Leeks Lim/The Daily Northwestern

Members of the Evanston Encore Chorale, a choir focused on the city’s older adults, rehearse music Monday morning at Three Crowns Park in preparation for their upcoming December concerts.

Jennifer Hepp, Reporter


For a budding Evanston choir, experience is something are definitely not missing: Most of the choir has been singing for over half a century.

The Evanston Encore Chorale, a choir aimed at the city’s older adults, is conducted by its founder Jonathan Miller, who said the choir is inspired by the city’s vibrant arts and entertainment scene.

“Evanston is a village of cultured arts,” Miller said. “People live in Evanston because they want to be surrounded by the arts … They want to be active participants in them.”

Miller, who has been involved with choral music his entire life and previously worked as a full-time music publisher, said it is fulfilling to return to conducting an ensemble of his own, an activity he missed doing throughout his professional career.

After the positive response the choir’s trial sessions received this past spring, Miller said he was excited to extend the sessions in the fall, making them run more than 15 weeks.

“We’ve been around just long enough now that people are starting to bring their friends,” Miller said. “That’s really gratifying because (the choir) means enough to them. It’s given their hearts joy so they want to share it with people they love.”

Alice Dolan, a chorus member who also sings with the Chicago Bar Association Chorus and the St.
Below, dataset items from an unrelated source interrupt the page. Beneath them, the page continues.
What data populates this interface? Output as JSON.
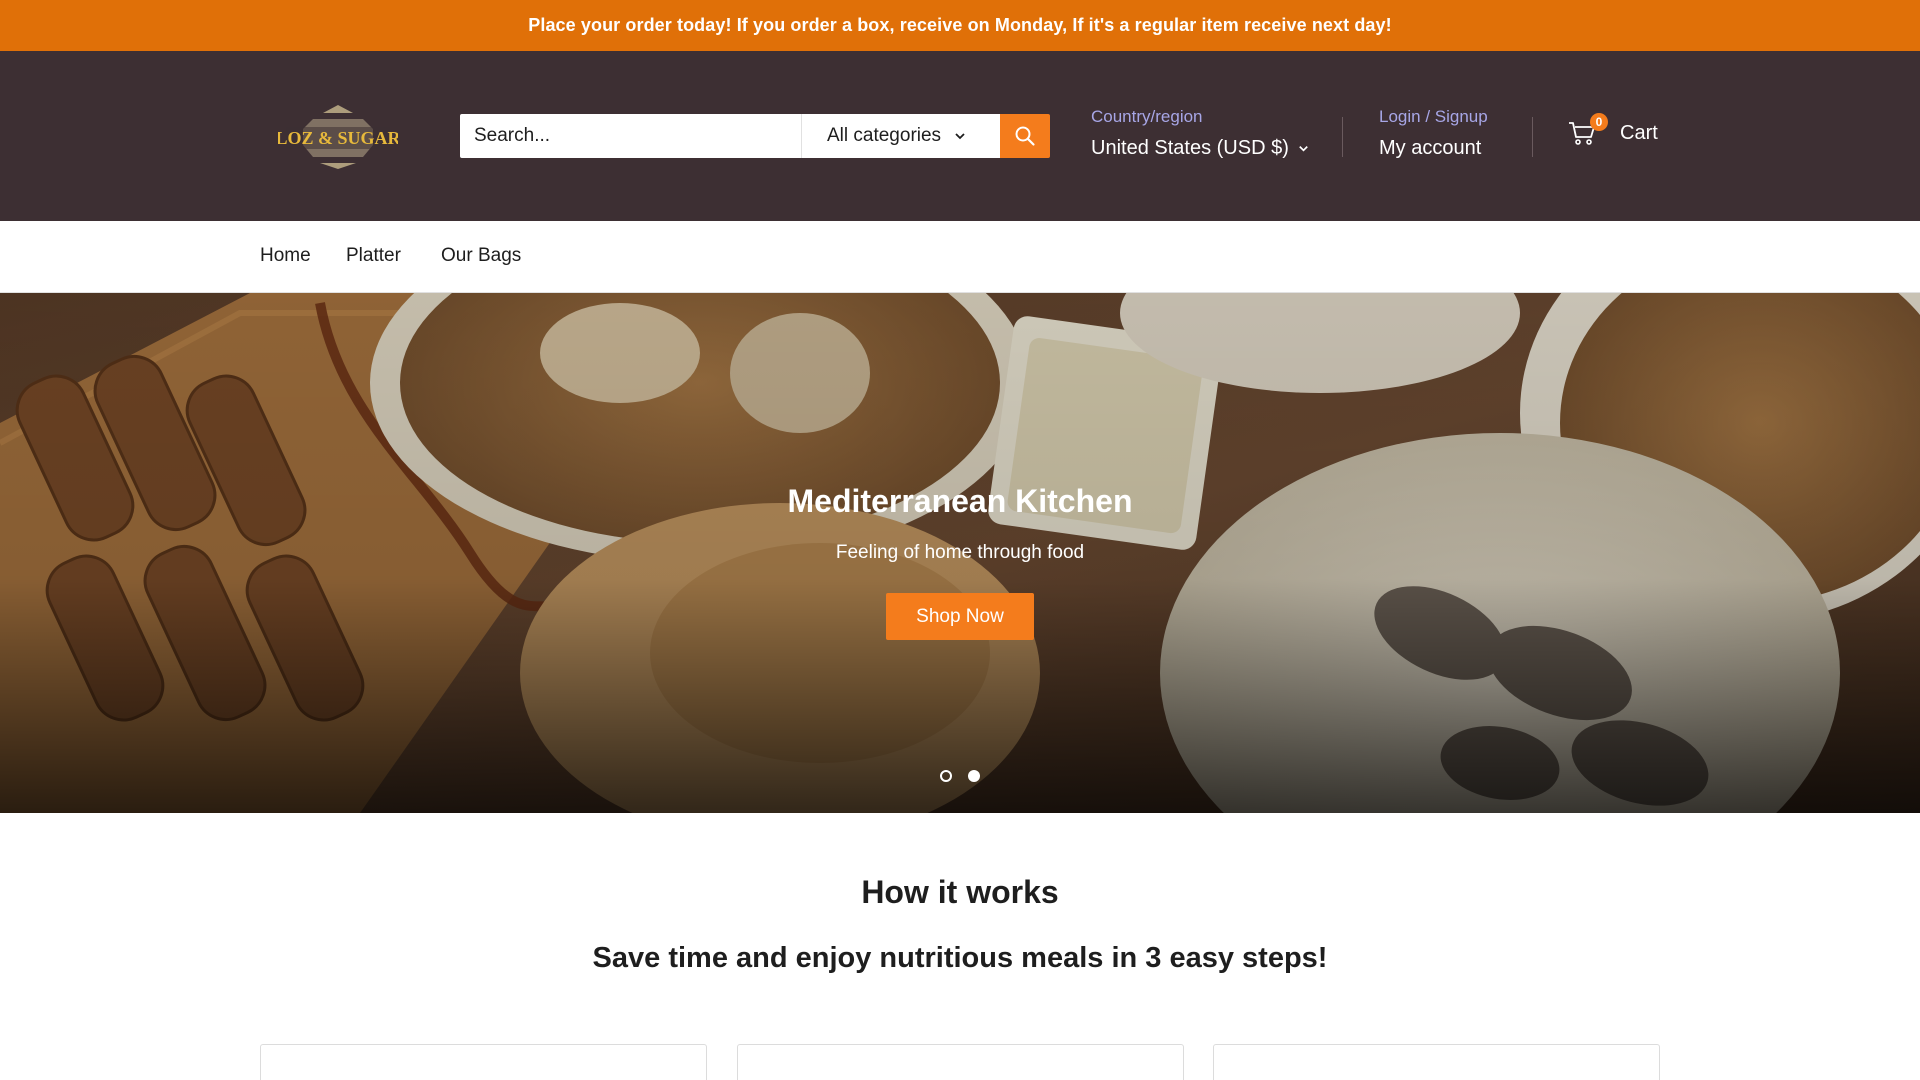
{
  "announcement": {
    "text": "Place your order today! If you order a box, receive on Monday, If it's a regular item receive next day!"
  },
  "header": {
    "logo_text": "LOZ & SUGAR",
    "search": {
      "placeholder": "Search...",
      "category": "All categories"
    },
    "region": {
      "label": "Country/region",
      "value": "United States (USD $)"
    },
    "account": {
      "login_label": "Login / Signup",
      "my_account": "My account"
    },
    "cart": {
      "count": "0",
      "label": "Cart"
    }
  },
  "nav": {
    "items": [
      "Home",
      "Platter",
      "Our Bags"
    ]
  },
  "hero": {
    "title": "Mediterranean Kitchen",
    "subtitle": "Feeling of home through food",
    "cta": "Shop Now",
    "slides": 2,
    "active_slide": 2
  },
  "how_it_works": {
    "title": "How it works",
    "subtitle": "Save time and enjoy nutritious meals in 3 easy steps!"
  },
  "colors": {
    "announcement_bg": "#e07008",
    "header_bg": "#3d2f33",
    "accent": "#f47c1c",
    "link": "#a7a6e6"
  }
}
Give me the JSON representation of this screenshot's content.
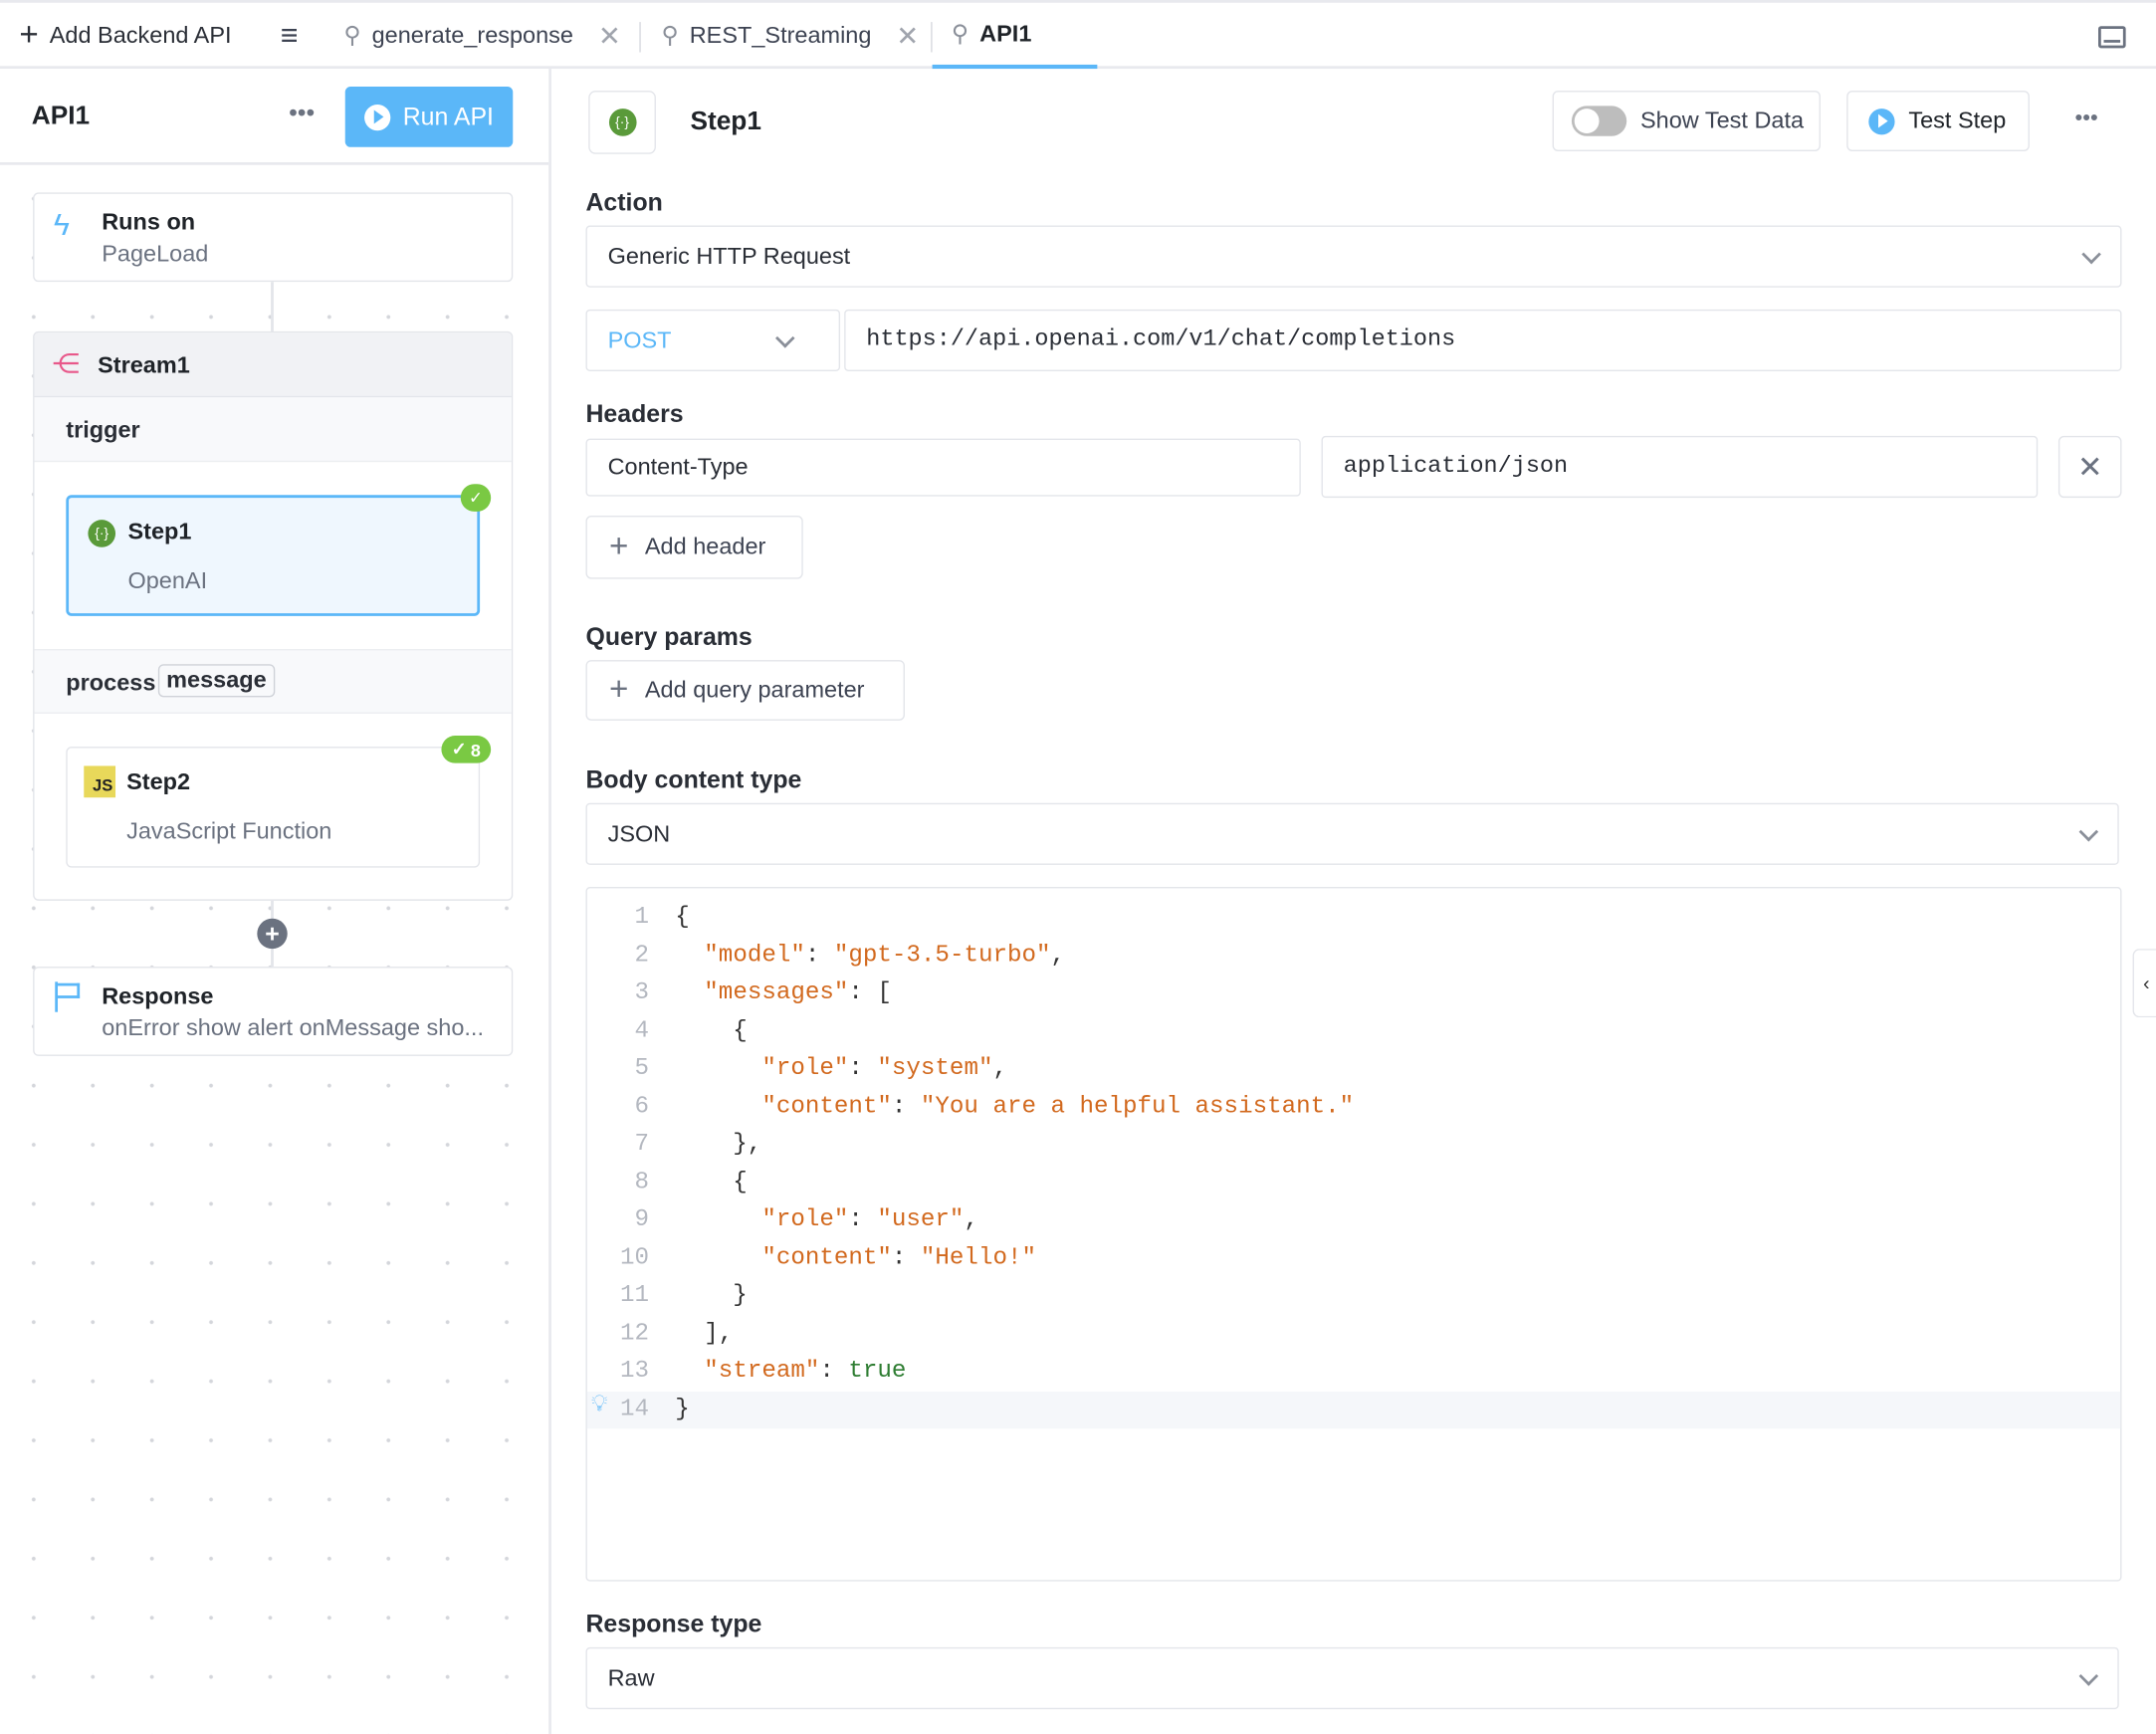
{
  "tabbar": {
    "add_label": "Add Backend API",
    "tabs": [
      {
        "label": "generate_response",
        "closable": true
      },
      {
        "label": "REST_Streaming",
        "closable": true
      },
      {
        "label": "API1",
        "active": true
      }
    ]
  },
  "left": {
    "title": "API1",
    "run_label": "Run API",
    "trigger": {
      "title": "Runs on",
      "value": "PageLoad"
    },
    "stream": {
      "title": "Stream1",
      "trigger_label": "trigger",
      "process_label": "process",
      "process_param": "message",
      "step1": {
        "name": "Step1",
        "type": "OpenAI"
      },
      "step2": {
        "name": "Step2",
        "type": "JavaScript Function",
        "icon_text": "JS",
        "badge": "8"
      }
    },
    "response": {
      "title": "Response",
      "value": "onError show alert onMessage sho..."
    }
  },
  "step": {
    "title": "Step1",
    "show_test_data": "Show Test Data",
    "test_step": "Test Step",
    "show_test_data_on": false
  },
  "form": {
    "action_label": "Action",
    "action_value": "Generic HTTP Request",
    "method": "POST",
    "url": "https://api.openai.com/v1/chat/completions",
    "headers_label": "Headers",
    "header_key": "Content-Type",
    "header_value": "application/json",
    "add_header": "Add header",
    "query_label": "Query params",
    "add_query": "Add query parameter",
    "body_type_label": "Body content type",
    "body_type": "JSON",
    "response_type_label": "Response type",
    "response_type": "Raw"
  },
  "code": [
    {
      "n": "1",
      "t": [
        [
          "p",
          "{"
        ]
      ]
    },
    {
      "n": "2",
      "t": [
        [
          "p",
          "  "
        ],
        [
          "k",
          "\"model\""
        ],
        [
          "p",
          ": "
        ],
        [
          "s",
          "\"gpt-3.5-turbo\""
        ],
        [
          "p",
          ","
        ]
      ]
    },
    {
      "n": "3",
      "t": [
        [
          "p",
          "  "
        ],
        [
          "k",
          "\"messages\""
        ],
        [
          "p",
          ": ["
        ]
      ]
    },
    {
      "n": "4",
      "t": [
        [
          "p",
          "    {"
        ]
      ]
    },
    {
      "n": "5",
      "t": [
        [
          "p",
          "      "
        ],
        [
          "k",
          "\"role\""
        ],
        [
          "p",
          ": "
        ],
        [
          "s",
          "\"system\""
        ],
        [
          "p",
          ","
        ]
      ]
    },
    {
      "n": "6",
      "t": [
        [
          "p",
          "      "
        ],
        [
          "k",
          "\"content\""
        ],
        [
          "p",
          ": "
        ],
        [
          "s",
          "\"You are a helpful assistant.\""
        ]
      ]
    },
    {
      "n": "7",
      "t": [
        [
          "p",
          "    },"
        ]
      ]
    },
    {
      "n": "8",
      "t": [
        [
          "p",
          "    {"
        ]
      ]
    },
    {
      "n": "9",
      "t": [
        [
          "p",
          "      "
        ],
        [
          "k",
          "\"role\""
        ],
        [
          "p",
          ": "
        ],
        [
          "s",
          "\"user\""
        ],
        [
          "p",
          ","
        ]
      ]
    },
    {
      "n": "10",
      "t": [
        [
          "p",
          "      "
        ],
        [
          "k",
          "\"content\""
        ],
        [
          "p",
          ": "
        ],
        [
          "s",
          "\"Hello!\""
        ]
      ]
    },
    {
      "n": "11",
      "t": [
        [
          "p",
          "    }"
        ]
      ]
    },
    {
      "n": "12",
      "t": [
        [
          "p",
          "  ],"
        ]
      ]
    },
    {
      "n": "13",
      "t": [
        [
          "p",
          "  "
        ],
        [
          "k",
          "\"stream\""
        ],
        [
          "p",
          ": "
        ],
        [
          "b",
          "true"
        ]
      ]
    },
    {
      "n": "14",
      "t": [
        [
          "p",
          "}"
        ]
      ]
    }
  ],
  "colors": {
    "accent": "#5bb7f8",
    "success": "#7ac943",
    "string": "#d2691e",
    "boolean": "#2e7d32"
  }
}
Matthews Episcopal Church choir in Evanston, said Miller makes the weekly rehearsal experience with the group very enjoyable.

“He is able to bring a story to each of the pieces, so it makes you understand what you’re singing and why, as opposed to it just being notes on a page,” Dolan said.

The choir is one of six different choirs around the Chicago area run by Encore Illinois, the mother organization Miller founded in early 2016. Miller said the six groups rehearse the same repertoire, and members are encouraged to participate in extra rehearsals at other locations or even perform in several group concerts.

Miller added that the choir appeals to older adults because it inspires them to stay active.

“It’s the knowledge that you’re going to come and be stretched every week in rehearsal to sight read, to blend with your partners … and to make something beautiful,” he said.

Archie Johnson, 71, said Miller helps foster a tight-knit community of singers in the choir. She added that joining the group has been a “godsend” for her because she is in the process of becoming an empty-nester, as her daughter recently got married and will soon move out.

“It’s been very difficult for me because it was just the two of us,” she said. “This is a good time for me to do this. I’ve always wanted to sing in a group like this.”

The choir has two scheduled performances in December, and an additional one where all six local Encore choirs will participate.